Secret Scanning Integration

The

sk_example_
/
ghp_
/
AIza
prefix patterns used by major API providers enable automated secret scanning to detect accidental key exposure in version control, CI logs, and issue trackers. GitHub Advanced Security, truffleHog, and GitLeaks all ship with detection patterns for known prefixes. When designing a key prefix, register the pattern with the GitHub Secret Scanning Partner Program — GitHub will notify your platform when matching patterns are detected in public repositories, enabling proactive revocation before exploitation. Stripe's partner integration with GitHub has prevented thousands of key exposures since its introduction.

HMAC Request Signing as an Alternative

For high-security integrations where replay attack prevention matters, HMAC request signing replaces bearer token transmission entirely.

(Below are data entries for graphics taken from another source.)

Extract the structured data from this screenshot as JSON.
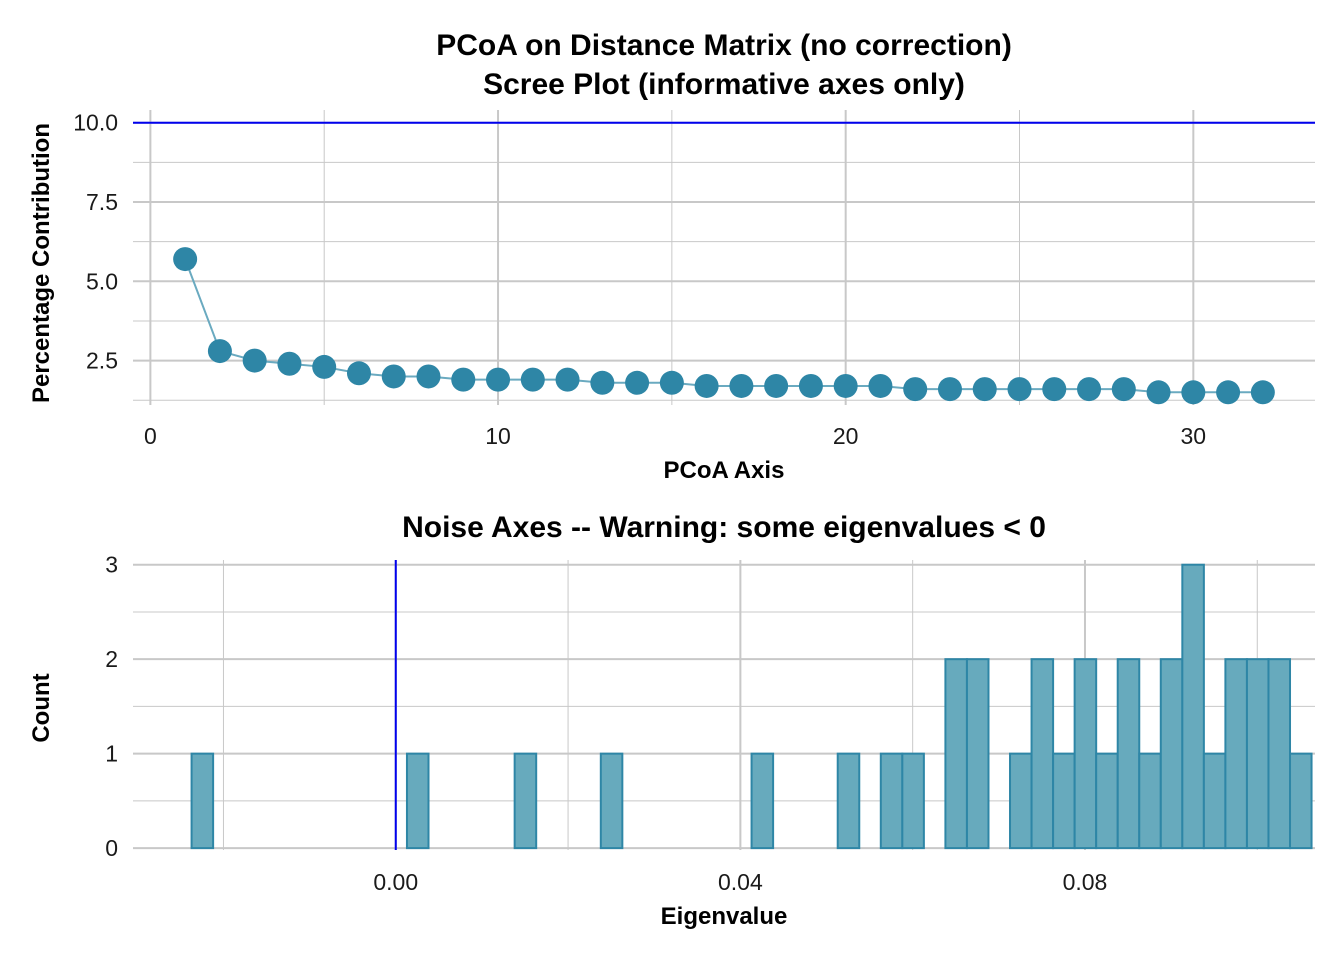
{
  "colors": {
    "point_fill": "#2E86A6",
    "line": "#6AAAC0",
    "bar_fill": "#67AABD",
    "bar_stroke": "#2E86A6",
    "ref_line": "#0000EE",
    "grid": "#C8C8C8"
  },
  "chart_data": [
    {
      "type": "line",
      "title_line1": "PCoA on Distance Matrix (no correction)",
      "title_line2": "Scree Plot (informative axes only)",
      "xlabel": "PCoA Axis",
      "ylabel": "Percentage Contribution",
      "xlim": [
        -0.5,
        33.5
      ],
      "ylim": [
        1.1,
        10.4
      ],
      "x_ticks": [
        0,
        10,
        20,
        30
      ],
      "x_tick_labels": [
        "0",
        "10",
        "20",
        "30"
      ],
      "y_ticks": [
        2.5,
        5.0,
        7.5,
        10.0
      ],
      "y_tick_labels": [
        "2.5",
        "5.0",
        "7.5",
        "10.0"
      ],
      "hline": 10.0,
      "x": [
        1,
        2,
        3,
        4,
        5,
        6,
        7,
        8,
        9,
        10,
        11,
        12,
        13,
        14,
        15,
        16,
        17,
        18,
        19,
        20,
        21,
        22,
        23,
        24,
        25,
        26,
        27,
        28,
        29,
        30,
        31,
        32
      ],
      "y": [
        5.7,
        2.8,
        2.5,
        2.4,
        2.3,
        2.1,
        2.0,
        2.0,
        1.9,
        1.9,
        1.9,
        1.9,
        1.8,
        1.8,
        1.8,
        1.7,
        1.7,
        1.7,
        1.7,
        1.7,
        1.7,
        1.6,
        1.6,
        1.6,
        1.6,
        1.6,
        1.6,
        1.6,
        1.5,
        1.5,
        1.5,
        1.5
      ],
      "grid": true
    },
    {
      "type": "bar",
      "title": "Noise Axes -- Warning: some eigenvalues < 0",
      "xlabel": "Eigenvalue",
      "ylabel": "Count",
      "xlim": [
        -0.0305,
        0.1067
      ],
      "ylim": [
        -0.02,
        3.05
      ],
      "x_ticks": [
        0.0,
        0.04,
        0.08
      ],
      "x_tick_labels": [
        "0.00",
        "0.04",
        "0.08"
      ],
      "y_ticks": [
        0,
        1,
        2,
        3
      ],
      "y_tick_labels": [
        "0",
        "1",
        "2",
        "3"
      ],
      "vline": 0.0,
      "bin_width": 0.0025,
      "bin_start": -0.0237,
      "counts": [
        1,
        0,
        0,
        0,
        0,
        0,
        0,
        0,
        0,
        0,
        1,
        0,
        0,
        0,
        0,
        1,
        0,
        0,
        0,
        1,
        0,
        0,
        0,
        0,
        0,
        0,
        1,
        0,
        0,
        0,
        1,
        0,
        1,
        1,
        0,
        2,
        2,
        0,
        1,
        2,
        1,
        2,
        1,
        2,
        1,
        2,
        3,
        1,
        2,
        2,
        2,
        1
      ],
      "grid": true
    }
  ]
}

The client generates a signature over the request method, path, timestamp, and body using a shared secret:

HMAC-SHA256(secret, "POST\n/orders\n1704067200\n{...body...}")
. The server recomputes the signature and compares. AWS Signature Version 4 and Stripe webhook signatures use this pattern. HMAC signing prevents replay attacks (the timestamp window is typically ±5 minutes) and credential transmission — the secret never appears on the wire.

Real-World Case Study: GitHub PAT Token Format Migration

In 2021, GitHub migrated from opaque 40-character hex PATs to structured tokens with type prefixes (

ghp_
,
gho_
,
ghs_
,
ghr_
). The motivation: the old format was undetectable by secret scanning — any 40-character hex string could be a GitHub token or a SHA-1 hash. The new format enabled GitHub's secret scanning to detect PATs in public repositories and immediately notify and offer revocation. In the first year post-migration, GitHub detected and auto-revoked over 1.7 million exposed tokens before they were exploited. The lesson: key format is a security feature, not just a UX decision.

Source

Process

  1. Generate keys using a CSPRNG with at least 128 bits of entropy; prefix with a service identifier for secret scanning compatibility.
  2. Store only the HMAC-SHA256 hash of the key in the database; return the full key to the user exactly once at creation time.
  3. Require scope selection at key creation time; enforce scopes on every request at the gateway or middleware layer.
  4. Implement overlapping validity rotation: new key valid immediately, old key valid for a configurable grace period before revocation.
  5. Run
    harness validate
    to confirm skill files are well-formed and related skills are correctly cross-referenced.

Harness Integration

  • Type: knowledge — this skill is a reference document, not a procedural workflow.
  • No tools or state — consumed as context by other skills and agents.
  • related_skills: api-authentication-patterns, owasp-secrets-management, security-authentication, api-rate-limiting

Success Criteria

  • All API keys are generated with at least 128 bits of CSPRNG entropy and a service-specific prefix.
  • Keys are stored as one-way hashes (HMAC-SHA256 or bcrypt); the plaintext value is never persisted after the creation response.
  • Keys are transmitted exclusively via
    Authorization
    headers; query parameter transmission is rejected at the gateway.
  • Every key has an explicit scope; requests with insufficient scope return 403 before reaching business logic.
  • A key rotation flow exists that supports overlapping validity windows with no service downtime.